The National Archives Learning Curve | Power, Politics and Protest | Chartists

Posted on

Sommige tegenstanders van de beweging vreesden dat de Chartisten niet alleen geïnteresseerd waren in het veranderen van de manier waarop het parlement werd gekozen, maar werkelijk de maatschappij op zijn kop wilden zetten door een revolutie te beginnen. Zij dachten ook dat de Chartisten (die zeiden dat zij gewelddadig protest afkeurden) een golf van rellen in het hele land aanwakkerden. Op 4 november 1839 marcheerden 5.000 mannen Newport, in Monmouthshire, binnen en probeerden de stad in handen te krijgen. Onder leiding van drie bekende Chartisten (John Frost, William Jones en Zephaniah Williams) verzamelden zij zich voor het Westgate Hotel, waar de plaatselijke autoriteiten tijdelijk een aantal potentiële oproerkraaiers vasthielden. Troepen die het hotel beschermden openden het vuur, waarbij ten minste 22 mensen om het leven kwamen, en maakten een abrupt einde aan de opstand. Preston in Lancashire was het toneel van rellen in 1842.

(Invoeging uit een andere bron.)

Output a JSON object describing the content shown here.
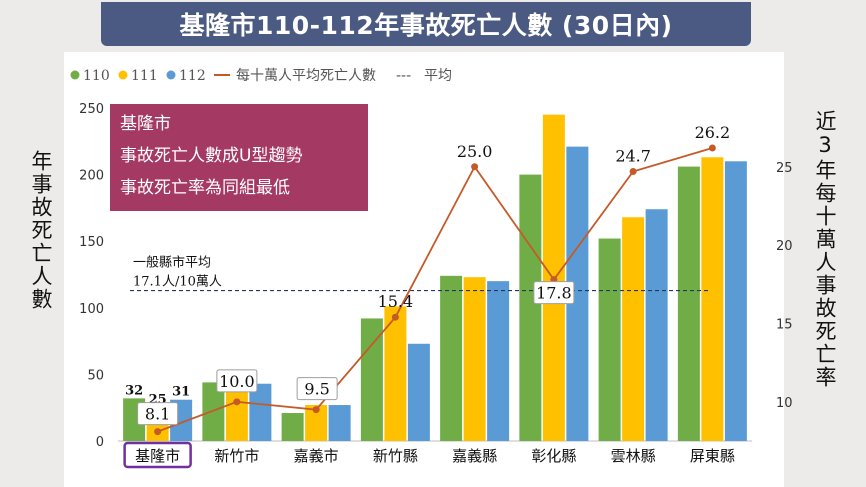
{
  "header": {
    "title": "基隆市110-112年事故死亡人數 (30日內)"
  },
  "left_axis_label": "年事故死亡人數",
  "right_axis_label": "近3年每十萬人事故死亡率",
  "callout": {
    "lines": [
      "基隆市",
      "事故死亡人數成U型趨勢",
      "事故死亡率為同組最低"
    ]
  },
  "average_annotation": {
    "line1": "一般縣市平均",
    "line2": "17.1人/10萬人"
  },
  "colors": {
    "y110": "#70ad47",
    "y111": "#ffc000",
    "y112": "#5b9bd5",
    "rate_line": "#c55a29",
    "average_line": "#1f3864",
    "callout_bg": "#a43a63",
    "highlight_border": "#7030a0"
  },
  "chart_data": {
    "type": "bar",
    "categories": [
      "基隆市",
      "新竹市",
      "嘉義市",
      "新竹縣",
      "嘉義縣",
      "彰化縣",
      "雲林縣",
      "屏東縣"
    ],
    "highlight_category": "基隆市",
    "series": [
      {
        "name": "110",
        "values": [
          32,
          44,
          21,
          92,
          124,
          200,
          152,
          206
        ]
      },
      {
        "name": "111",
        "values": [
          25,
          49,
          27,
          101,
          123,
          245,
          168,
          213
        ]
      },
      {
        "name": "112",
        "values": [
          31,
          43,
          27,
          73,
          120,
          221,
          174,
          210
        ]
      }
    ],
    "bar_value_labels": {
      "基隆市": [
        "32",
        "25",
        "31"
      ]
    },
    "line_series": {
      "name": "每十萬人平均死亡人數",
      "axis": "right",
      "values": [
        8.1,
        10.0,
        9.5,
        15.4,
        25.0,
        17.8,
        24.7,
        26.2
      ],
      "labels": [
        "8.1",
        "10.0",
        "9.5",
        "15.4",
        "25.0",
        "17.8",
        "24.7",
        "26.2"
      ]
    },
    "average": {
      "name": "平均",
      "value": 17.1,
      "axis": "right"
    },
    "legend": {
      "placement": "top-left",
      "items": [
        "110",
        "111",
        "112",
        "每十萬人平均死亡人數",
        "平均"
      ]
    },
    "y_left": {
      "ylim": [
        0,
        250
      ],
      "ticks": [
        0,
        50,
        100,
        150,
        200,
        250
      ]
    },
    "y_right": {
      "ylim": [
        7.5,
        28.75
      ],
      "ticks": [
        10,
        15,
        20,
        25
      ]
    },
    "grid": false
  }
}
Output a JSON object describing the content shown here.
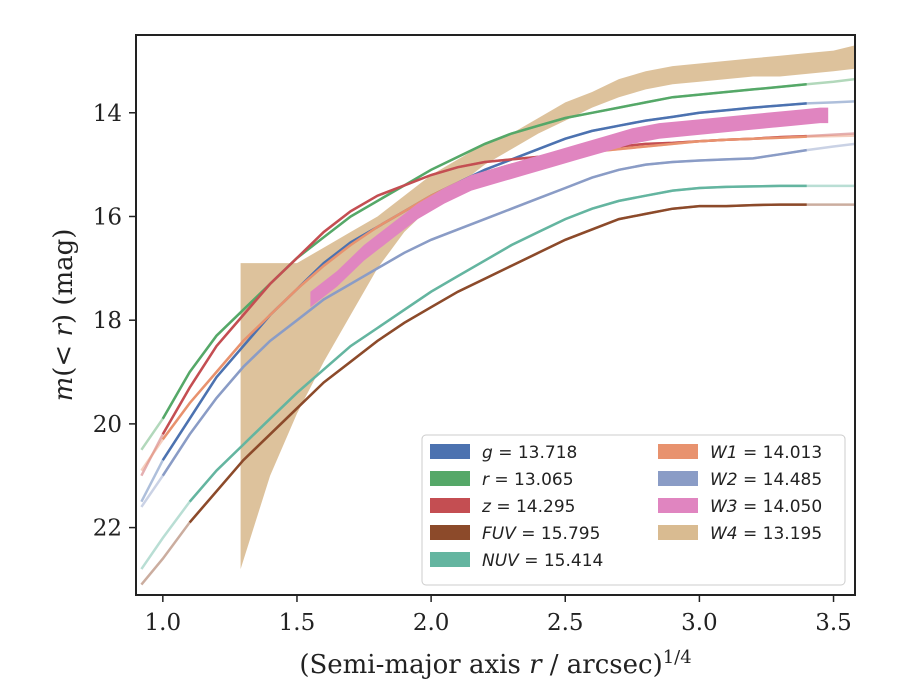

De steun voor het Chartisme bereikte zijn hoogtepunt in tijden van economische depressie en honger. Er waren rellen in Stockport, als gevolg van werkloosheid en bijna-hongersnood, en Manchester, waar arbeiders protesteerden tegen loonsverlagingen en “een eerlijk dagloon voor een eerlijke dag arbeid” wilden. De “Plug Plots” waren een reeks stakingen in Lancashire, Yorkshire, de Midlands en delen van Schotland die plaatsvonden in de zomer van 1842. Arbeiders verwijderden de stoppen uit de ketels om de fabrieksmachines tot stilstand te brengen. Loonsverlagingen waren het voornaamste probleem, maar er was ook veel steun voor het Chartisme.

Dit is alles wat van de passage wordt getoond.